Я взглянула на него, гадая, не дразнит ли он меня, но его морда была серьезной. Я подумала об искаженной от ужаса морде лисицы, попавшейся в манглер похитителя. Тихонько заскулив, я припомнила и одноглазую лисицу возле моей норы. Я не знала, что ответить.
– Чем скорее ты научишься таять, тем лучше для тебя.
– Но Карку не обмануть лисьим искусством, ты сам это сказал!
Сиффрин вскинул голову:
– Но ты хотя бы будешь защищена от других из ее стаи, если и не от нее самой…
– Или от Тарра, – перебила я его.
Сиффрин строго посмотрел на меня:
– Все равно истаивание – очень важная наука. Ты сможешь самостоятельно ловить для себя еду. Вдоль этой тропы есть мыши.
Я насторожила уши. Как можно вообще что-то расслышать сквозь вой Путаницы? Я прислушалась старательнее. По дороге смерти промчался очередной манглер. А через несколько мгновений я уловила тихий шорох лап. Мое тело напряглось, я мгновенно насторожилась. И осторожно пошла вдоль стены.
Раздался короткий тонкий писк.
Сиффрин был прав: в трубе, что лежала у стены здания, жила мышь.

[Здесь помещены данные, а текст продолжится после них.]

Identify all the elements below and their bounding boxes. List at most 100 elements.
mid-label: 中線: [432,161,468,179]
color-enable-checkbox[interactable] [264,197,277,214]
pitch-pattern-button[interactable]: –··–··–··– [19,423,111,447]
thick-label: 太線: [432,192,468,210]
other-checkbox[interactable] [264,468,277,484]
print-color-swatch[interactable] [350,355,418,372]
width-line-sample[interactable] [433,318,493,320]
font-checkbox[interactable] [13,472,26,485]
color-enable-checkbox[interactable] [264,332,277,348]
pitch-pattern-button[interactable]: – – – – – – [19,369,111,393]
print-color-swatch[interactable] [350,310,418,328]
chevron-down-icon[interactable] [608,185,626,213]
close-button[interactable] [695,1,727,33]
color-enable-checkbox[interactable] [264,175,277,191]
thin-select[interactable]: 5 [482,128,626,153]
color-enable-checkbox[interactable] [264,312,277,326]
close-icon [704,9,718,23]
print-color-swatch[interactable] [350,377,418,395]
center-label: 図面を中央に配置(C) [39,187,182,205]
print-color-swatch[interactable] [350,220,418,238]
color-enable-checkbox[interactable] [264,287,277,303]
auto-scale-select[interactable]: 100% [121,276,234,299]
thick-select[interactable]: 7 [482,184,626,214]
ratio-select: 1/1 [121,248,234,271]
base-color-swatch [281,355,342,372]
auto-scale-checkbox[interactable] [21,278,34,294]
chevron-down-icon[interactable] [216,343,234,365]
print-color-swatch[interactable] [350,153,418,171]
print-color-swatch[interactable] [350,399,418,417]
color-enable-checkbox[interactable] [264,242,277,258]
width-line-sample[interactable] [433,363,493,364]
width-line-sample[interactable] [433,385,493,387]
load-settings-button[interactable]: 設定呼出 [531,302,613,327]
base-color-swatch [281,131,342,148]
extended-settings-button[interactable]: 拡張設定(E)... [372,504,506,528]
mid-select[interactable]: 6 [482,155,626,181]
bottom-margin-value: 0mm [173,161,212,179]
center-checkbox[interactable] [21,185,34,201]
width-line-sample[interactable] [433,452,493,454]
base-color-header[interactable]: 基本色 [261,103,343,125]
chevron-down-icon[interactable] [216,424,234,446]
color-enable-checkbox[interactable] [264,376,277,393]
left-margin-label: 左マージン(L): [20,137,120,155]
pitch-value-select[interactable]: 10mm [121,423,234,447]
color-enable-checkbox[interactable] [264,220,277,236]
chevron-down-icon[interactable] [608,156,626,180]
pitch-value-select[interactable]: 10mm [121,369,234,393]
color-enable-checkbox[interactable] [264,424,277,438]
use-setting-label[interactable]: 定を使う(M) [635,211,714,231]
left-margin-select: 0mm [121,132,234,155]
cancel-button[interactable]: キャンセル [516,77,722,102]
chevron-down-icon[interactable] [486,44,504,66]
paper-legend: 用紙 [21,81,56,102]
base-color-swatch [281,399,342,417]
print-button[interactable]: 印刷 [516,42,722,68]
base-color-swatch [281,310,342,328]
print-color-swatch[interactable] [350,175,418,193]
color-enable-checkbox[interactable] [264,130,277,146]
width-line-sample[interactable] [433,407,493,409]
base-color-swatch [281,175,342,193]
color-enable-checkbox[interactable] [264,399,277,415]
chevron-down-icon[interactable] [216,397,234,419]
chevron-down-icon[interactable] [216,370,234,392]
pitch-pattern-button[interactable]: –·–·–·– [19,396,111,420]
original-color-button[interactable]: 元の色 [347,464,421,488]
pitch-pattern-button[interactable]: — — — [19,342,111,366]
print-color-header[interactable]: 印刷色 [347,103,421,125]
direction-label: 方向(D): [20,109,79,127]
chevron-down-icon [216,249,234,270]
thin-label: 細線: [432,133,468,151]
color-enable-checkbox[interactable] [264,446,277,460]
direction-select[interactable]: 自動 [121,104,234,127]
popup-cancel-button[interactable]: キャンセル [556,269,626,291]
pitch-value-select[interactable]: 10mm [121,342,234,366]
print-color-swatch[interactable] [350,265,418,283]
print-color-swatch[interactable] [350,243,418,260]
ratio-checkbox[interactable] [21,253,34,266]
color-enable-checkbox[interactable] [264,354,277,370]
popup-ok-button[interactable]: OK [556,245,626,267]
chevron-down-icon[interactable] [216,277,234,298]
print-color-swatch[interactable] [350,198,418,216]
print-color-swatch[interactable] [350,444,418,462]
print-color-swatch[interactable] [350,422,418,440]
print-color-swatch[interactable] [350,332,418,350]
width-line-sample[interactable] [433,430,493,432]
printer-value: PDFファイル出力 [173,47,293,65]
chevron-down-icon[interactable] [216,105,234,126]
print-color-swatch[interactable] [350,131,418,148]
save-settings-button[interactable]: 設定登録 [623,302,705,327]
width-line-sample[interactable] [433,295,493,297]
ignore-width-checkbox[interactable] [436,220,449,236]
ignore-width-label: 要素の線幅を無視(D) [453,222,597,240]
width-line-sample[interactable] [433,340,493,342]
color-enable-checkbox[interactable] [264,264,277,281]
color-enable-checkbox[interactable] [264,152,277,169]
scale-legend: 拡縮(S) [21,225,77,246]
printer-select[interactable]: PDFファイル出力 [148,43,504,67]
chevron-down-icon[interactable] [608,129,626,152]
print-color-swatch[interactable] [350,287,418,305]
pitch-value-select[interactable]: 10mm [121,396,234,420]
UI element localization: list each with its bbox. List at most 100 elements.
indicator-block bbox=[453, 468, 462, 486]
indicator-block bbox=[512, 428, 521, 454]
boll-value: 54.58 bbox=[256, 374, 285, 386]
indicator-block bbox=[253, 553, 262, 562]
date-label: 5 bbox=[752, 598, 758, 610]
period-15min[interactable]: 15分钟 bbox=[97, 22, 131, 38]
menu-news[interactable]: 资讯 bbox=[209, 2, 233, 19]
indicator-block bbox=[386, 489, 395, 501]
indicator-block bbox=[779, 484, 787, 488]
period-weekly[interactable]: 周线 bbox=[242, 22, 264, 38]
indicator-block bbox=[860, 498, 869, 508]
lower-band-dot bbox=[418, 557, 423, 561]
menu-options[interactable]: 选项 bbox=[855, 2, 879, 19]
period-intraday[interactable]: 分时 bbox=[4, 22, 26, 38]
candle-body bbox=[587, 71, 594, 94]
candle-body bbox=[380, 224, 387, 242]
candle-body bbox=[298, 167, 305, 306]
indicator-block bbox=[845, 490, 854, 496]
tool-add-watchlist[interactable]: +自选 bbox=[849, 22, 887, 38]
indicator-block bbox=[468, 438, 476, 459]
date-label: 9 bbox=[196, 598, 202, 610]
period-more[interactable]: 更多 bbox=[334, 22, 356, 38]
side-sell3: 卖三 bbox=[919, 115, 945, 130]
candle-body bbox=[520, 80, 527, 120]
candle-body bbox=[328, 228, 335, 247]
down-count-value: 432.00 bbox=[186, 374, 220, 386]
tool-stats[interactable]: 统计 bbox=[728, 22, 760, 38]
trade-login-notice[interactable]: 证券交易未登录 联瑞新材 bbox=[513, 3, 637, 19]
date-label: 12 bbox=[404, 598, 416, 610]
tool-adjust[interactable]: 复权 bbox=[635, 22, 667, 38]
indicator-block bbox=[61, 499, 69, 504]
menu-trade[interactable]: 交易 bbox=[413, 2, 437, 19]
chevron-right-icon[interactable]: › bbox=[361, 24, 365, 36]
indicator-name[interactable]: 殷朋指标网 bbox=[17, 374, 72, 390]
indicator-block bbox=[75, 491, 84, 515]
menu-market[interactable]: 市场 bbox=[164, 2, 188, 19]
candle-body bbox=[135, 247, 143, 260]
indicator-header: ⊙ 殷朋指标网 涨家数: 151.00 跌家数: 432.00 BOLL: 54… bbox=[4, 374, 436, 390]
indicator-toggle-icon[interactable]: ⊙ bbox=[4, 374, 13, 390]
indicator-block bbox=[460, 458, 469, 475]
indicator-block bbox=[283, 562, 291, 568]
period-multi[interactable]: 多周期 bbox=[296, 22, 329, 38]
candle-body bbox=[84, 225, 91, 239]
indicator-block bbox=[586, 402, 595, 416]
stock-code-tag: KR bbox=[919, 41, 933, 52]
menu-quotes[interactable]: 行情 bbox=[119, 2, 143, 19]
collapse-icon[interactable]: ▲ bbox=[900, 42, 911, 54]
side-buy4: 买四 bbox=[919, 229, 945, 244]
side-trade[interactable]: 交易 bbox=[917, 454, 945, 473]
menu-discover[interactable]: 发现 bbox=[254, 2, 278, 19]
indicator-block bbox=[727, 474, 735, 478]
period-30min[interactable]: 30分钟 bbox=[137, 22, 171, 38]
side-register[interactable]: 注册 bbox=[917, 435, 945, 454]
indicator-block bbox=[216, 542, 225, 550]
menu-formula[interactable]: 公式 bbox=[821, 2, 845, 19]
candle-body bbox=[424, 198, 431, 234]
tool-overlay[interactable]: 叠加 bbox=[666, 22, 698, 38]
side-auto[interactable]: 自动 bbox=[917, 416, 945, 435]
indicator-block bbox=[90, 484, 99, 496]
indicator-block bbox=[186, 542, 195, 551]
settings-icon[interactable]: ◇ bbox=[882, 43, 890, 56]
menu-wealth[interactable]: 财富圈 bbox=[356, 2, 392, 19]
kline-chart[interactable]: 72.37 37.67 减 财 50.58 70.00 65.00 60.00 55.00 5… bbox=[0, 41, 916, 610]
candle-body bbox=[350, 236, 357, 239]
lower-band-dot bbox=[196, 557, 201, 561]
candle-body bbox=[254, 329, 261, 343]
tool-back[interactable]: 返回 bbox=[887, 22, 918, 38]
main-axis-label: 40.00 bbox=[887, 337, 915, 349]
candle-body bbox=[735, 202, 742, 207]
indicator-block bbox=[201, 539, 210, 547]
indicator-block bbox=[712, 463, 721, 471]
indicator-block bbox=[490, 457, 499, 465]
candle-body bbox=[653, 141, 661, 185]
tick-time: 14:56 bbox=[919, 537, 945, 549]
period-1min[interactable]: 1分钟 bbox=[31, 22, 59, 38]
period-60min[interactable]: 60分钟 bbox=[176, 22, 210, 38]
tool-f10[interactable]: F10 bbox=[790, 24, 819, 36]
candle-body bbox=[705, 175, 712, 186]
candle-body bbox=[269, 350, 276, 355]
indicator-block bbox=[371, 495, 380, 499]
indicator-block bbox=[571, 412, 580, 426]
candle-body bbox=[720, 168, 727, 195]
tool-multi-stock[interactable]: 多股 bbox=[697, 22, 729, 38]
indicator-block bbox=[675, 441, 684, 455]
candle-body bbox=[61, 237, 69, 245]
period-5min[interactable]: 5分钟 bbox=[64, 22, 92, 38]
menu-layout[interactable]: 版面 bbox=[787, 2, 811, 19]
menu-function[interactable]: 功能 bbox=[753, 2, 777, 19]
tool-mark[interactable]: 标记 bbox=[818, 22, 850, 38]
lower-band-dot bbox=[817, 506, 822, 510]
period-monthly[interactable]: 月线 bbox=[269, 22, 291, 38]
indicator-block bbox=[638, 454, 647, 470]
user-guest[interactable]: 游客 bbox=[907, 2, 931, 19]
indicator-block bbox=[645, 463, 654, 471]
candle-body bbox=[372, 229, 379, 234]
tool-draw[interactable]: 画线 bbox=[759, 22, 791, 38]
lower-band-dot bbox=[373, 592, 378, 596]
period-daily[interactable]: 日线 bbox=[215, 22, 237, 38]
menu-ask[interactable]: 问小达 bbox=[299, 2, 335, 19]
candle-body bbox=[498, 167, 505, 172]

Я исследовала трубу. Осторожно постучала по ней передней лапой. Она была твердой и толстой и выглядела неприступной.
Сиффрин наблюдал за мной, наклонив голову:
– Теперь нам нужно только дождаться, когда она выйдет.
Мои уши опустились, и я снова сосредоточилась на трубе. Она шла вдоль всей наружной стены, невысоко над землей. А возле угла поворачивала прямо к серым камням. Я подобралась немного ближе. По-видимому, труба была открыта на том конце, именно там и забралась в нее мышь. Но лисице было не проползти в такое узкое пространство.